Saturday, January 7, 2012

Oh the Journey...

I'm beginning to realize that this journey is going to be long. I knew it was going to take time. I expected nothing to happen overnight.

I'm not sure how to explain this, but it almost seems like the emotional toll something takes on you changes how long something feels. For instance, if you have to wait two years to say go to Paris on vacation it could seem like time flies because of the excitement built up in the waiting.

Don't get me wrong, there is excitement waiting for your children to come home. But the waiting and wondering if they are safe, if they feel loved, if they feel hope wears on you.

We don't even know who are kids are yet, but I already find myself wondering these things. I already find myself worrying. Getting frustrated when I don't hear back from our agency in my time frame. (There were staff changes and hearing back from people took time).
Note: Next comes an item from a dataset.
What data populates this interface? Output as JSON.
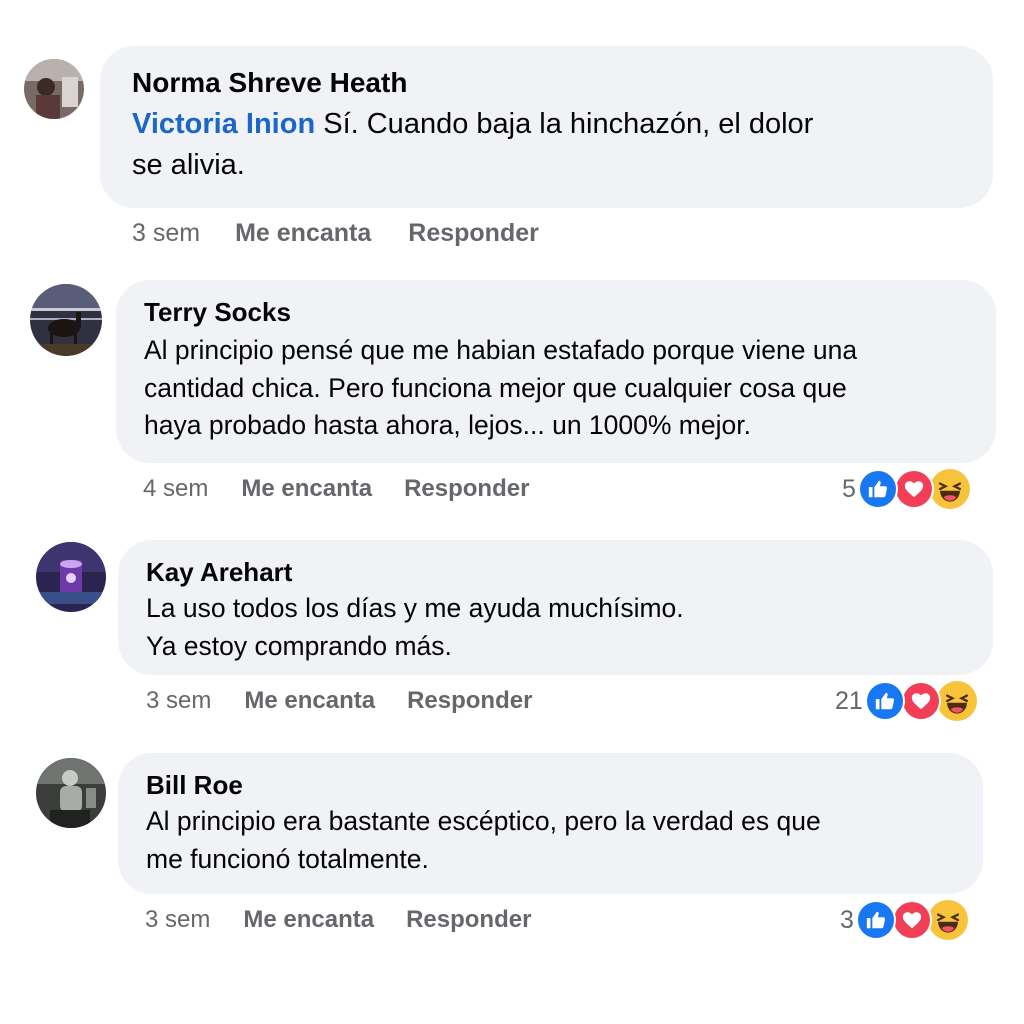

Part of our application is filling our our income, and my income has not only changed since I became a stay at home mom but it has changed through out the past few months. I was doing childcare at church and that changed. I was watching a friends baby and that changed. And these changes changed our income. We had to be honest about our finances and as soon as we felt like something was happening permanently we would fill out our application, and then it would change and we would have to re fill it out.

For me that was an emotional struggle because I just want to have it turned in. I want to have it complete, begin our home study, and find out who our kiddos are. And all of it is taking longer than I wanted.

And the journey is still on step one when I want to be halfway down the road by now.